Some may consider that they have completed the all-important task of taking care of their estate by writing the will. This is so wrong a view! Like it’s commonly stated, it ain’t over until the fat lady sings.

Writing the will is just half the task done. It is only complete when it is kept in safe custody, free from tampering and can be easily retrieved when the testator passes on.

Even the aspect of safe custody tends to be under-rated in its importance. As a paper document, the will can be subjected to the spoils of time and nature and can be partially or fully destroyed. Torn pages through mishandling, burnt or wet portions that make writings ineligible will render the will invalid.

Also, it may be a wrong notion that the best solution is to keep wills in a safe deposit box. While that would make it secure, there is a very high probability that the will cannot be easily retrieved once the testator being the account holder of the safe deposit box dies. All bank accounts including the safe deposit box becomes frozen then.

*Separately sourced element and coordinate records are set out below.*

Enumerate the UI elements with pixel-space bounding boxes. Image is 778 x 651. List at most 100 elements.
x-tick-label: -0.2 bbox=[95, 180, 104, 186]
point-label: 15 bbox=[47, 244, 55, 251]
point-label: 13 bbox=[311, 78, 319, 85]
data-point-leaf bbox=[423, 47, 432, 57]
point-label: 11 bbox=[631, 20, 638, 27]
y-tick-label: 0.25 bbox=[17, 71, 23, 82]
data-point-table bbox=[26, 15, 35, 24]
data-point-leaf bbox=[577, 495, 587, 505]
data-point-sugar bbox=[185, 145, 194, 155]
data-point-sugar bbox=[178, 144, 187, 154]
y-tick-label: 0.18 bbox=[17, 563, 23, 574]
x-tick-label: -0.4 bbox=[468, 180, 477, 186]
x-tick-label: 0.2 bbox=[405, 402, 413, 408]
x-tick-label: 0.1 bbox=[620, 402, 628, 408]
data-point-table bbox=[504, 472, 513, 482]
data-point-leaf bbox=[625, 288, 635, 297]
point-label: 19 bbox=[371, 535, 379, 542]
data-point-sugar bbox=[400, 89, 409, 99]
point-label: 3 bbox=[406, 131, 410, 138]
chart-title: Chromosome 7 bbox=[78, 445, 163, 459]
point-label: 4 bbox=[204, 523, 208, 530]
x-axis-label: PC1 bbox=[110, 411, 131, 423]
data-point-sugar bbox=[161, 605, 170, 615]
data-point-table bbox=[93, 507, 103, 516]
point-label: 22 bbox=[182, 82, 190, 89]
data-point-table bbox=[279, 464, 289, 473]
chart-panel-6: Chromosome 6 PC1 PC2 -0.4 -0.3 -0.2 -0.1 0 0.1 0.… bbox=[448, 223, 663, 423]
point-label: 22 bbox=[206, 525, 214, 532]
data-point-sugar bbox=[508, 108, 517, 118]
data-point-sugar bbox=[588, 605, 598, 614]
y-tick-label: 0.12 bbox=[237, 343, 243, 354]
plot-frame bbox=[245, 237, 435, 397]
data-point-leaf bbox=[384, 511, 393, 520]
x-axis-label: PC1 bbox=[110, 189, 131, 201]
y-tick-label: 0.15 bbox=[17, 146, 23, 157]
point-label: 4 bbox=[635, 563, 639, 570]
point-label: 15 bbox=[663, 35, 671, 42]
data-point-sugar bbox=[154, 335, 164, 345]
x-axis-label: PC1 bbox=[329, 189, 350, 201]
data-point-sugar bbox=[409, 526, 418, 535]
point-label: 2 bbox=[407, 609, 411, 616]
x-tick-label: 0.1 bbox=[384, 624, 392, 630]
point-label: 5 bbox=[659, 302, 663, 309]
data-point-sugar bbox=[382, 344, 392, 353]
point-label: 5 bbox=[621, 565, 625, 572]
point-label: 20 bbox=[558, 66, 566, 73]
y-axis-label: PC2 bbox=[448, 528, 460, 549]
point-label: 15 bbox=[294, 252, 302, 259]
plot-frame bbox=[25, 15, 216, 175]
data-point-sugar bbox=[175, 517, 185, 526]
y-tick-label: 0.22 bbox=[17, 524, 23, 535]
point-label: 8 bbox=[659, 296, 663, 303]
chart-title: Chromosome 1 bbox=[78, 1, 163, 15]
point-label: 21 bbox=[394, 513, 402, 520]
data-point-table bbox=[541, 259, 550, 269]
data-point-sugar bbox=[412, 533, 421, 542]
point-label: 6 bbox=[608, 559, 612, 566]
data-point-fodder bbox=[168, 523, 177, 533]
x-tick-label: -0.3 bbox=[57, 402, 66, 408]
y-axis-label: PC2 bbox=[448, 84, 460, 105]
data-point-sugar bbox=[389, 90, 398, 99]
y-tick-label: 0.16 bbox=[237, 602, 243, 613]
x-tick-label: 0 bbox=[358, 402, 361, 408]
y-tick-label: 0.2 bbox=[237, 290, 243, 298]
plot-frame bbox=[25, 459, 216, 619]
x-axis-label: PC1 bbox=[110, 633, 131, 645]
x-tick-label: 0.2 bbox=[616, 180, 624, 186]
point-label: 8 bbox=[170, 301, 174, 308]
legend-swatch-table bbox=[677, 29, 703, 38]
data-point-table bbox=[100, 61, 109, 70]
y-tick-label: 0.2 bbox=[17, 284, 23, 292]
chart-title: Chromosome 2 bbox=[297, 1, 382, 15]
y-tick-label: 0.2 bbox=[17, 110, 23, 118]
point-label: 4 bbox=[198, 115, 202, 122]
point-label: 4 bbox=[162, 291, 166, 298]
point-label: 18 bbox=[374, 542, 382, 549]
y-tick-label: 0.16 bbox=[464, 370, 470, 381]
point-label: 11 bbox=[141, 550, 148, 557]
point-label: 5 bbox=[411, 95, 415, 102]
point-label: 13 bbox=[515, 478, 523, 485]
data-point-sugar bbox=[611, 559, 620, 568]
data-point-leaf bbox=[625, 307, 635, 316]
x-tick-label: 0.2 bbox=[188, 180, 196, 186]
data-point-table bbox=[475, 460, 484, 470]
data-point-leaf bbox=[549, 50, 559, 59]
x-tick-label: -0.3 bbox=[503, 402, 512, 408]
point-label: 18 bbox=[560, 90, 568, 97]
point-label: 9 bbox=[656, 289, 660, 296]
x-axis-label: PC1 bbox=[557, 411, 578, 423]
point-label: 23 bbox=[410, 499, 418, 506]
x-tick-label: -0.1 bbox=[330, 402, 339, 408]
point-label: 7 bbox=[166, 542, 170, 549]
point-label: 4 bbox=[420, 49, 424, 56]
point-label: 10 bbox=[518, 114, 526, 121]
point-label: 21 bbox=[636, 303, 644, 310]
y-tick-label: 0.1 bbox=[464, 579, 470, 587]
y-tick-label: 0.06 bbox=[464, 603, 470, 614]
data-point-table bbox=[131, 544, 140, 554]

It would thus be prudent to keep wills in a custody centre for example that addresses concerns of wills-damage probabilities with flood and fire-protection, humidity control and advanced bio-metric security features.

And it is doubly better if the custody centre provides custody cards which the testator can hand over to family members or the executor of the will so that they will know where the will is being kept and how it can be easily retrieved.

That truly makes safe even safer for the testator!